考えすぎかもしれませんが、果たして2ヵ月後、グループホームに戻れるのか?本人にとって何が一番良いのか?リハビリか、居住地か、悩みに悩んでグループホームの責任者に相談しました。退院後、グループホームでの職員による見守りとリハビリが可能とのことでした。車椅子になってもいい!今まで通り、馴染みがあり、居心地のいいことが本人にとって一番かもしれないとお願いしました。
その後、面会もできない中、グループホームから妹の動画が届きました。ニコニコ笑顔で立って、一人で歩いている姿でした。退院してグループホームに戻って10日程です。涙が出ました。心から感謝いたします。

ー 私の介護体験談 ー

病む妻は 昔じょっぱり 今天使青森県支部 70歳代

病む妻は 昔じょっぱり

自分でも何故か分からないが、認知症を発症した妻が愛おしい。
今年は、コロナ禍の影響もあり特に外出することは無いが、施設に入所した妻のもとには、週2回必ず面会に出かけている。
面会の度、「今日も来たよ」といつものように妻に声をかけるが、うつむいて顔を合わせることも少ない。

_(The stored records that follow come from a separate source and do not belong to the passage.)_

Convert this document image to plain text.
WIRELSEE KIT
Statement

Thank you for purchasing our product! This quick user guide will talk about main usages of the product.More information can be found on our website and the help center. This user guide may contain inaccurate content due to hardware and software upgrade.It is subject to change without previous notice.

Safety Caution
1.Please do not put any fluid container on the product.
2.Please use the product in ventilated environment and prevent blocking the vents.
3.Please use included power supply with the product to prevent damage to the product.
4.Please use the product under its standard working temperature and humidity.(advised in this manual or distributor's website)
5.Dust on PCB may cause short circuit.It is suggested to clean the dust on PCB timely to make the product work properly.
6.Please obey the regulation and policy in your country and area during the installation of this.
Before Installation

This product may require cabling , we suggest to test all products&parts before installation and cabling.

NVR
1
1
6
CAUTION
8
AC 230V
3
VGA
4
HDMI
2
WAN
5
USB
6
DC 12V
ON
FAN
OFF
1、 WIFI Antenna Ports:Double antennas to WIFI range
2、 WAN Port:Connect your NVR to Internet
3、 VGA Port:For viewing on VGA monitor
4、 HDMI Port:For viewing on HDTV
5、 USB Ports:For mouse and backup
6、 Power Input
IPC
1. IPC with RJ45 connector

直接触れ合うことや会話することはできないが、顔を見るだけでも心が休まる。
特に子どもたちが巣立ってからは、行き違いもあり、気の強い妻とは何かと衝突することがあった。時には「このまま老後まで過ごすことは、無理だ」と思うこともあった。
改めて振り返ると、病気を発症した頃から何処にでも一緒に出掛けるようになった。旅行に買い物に、いつも手を繋ぎ、妻の言動には何事も逆らわず、云うままに過ごしてきた2年半余りの時間が私にとって密な時間であった。

病む妻は 今天使

以前の姿が思い出せないくらい変貌した妻の姿が、そこにある。月に一度ほど、私がふざけると妻から笑みがこぼれることがある。施設の職員に「今、笑ったよね?」と尋ねると「笑っていましたね」と答えてくれる。笑みがこぼれた一瞬をスマホで撮影しようとするが慌ててしまい、上手く撮影したことは無い。写真に残せてはいないが、私の脳には、ハッキリと笑顔が焼き付いている。
喋ることも考えることも忘れてしまったような彼女がおり、私は「どうして?どうして?」と考えてしまう。できることなら代わりたい。
私自身、残された時間は、そう多くはないと感じている。一日は長いが、過ぎ去っていく年は余りにも早い。
夫さえも解らなくなったように思える妻の目は、なぜか天使のような感じさえする。
その優しい目で一度でいいから、昔のように名前を呼んで欲しい。絶対に叶わぬ夢と思いつつ、今日も何かに惹かれるように妻のもとへ足を運ぶ。

※じょっぱり…青森県の方言で「意地っ張り、頑固者」

※ 会員様からのお便りを原文のまま掲載しております。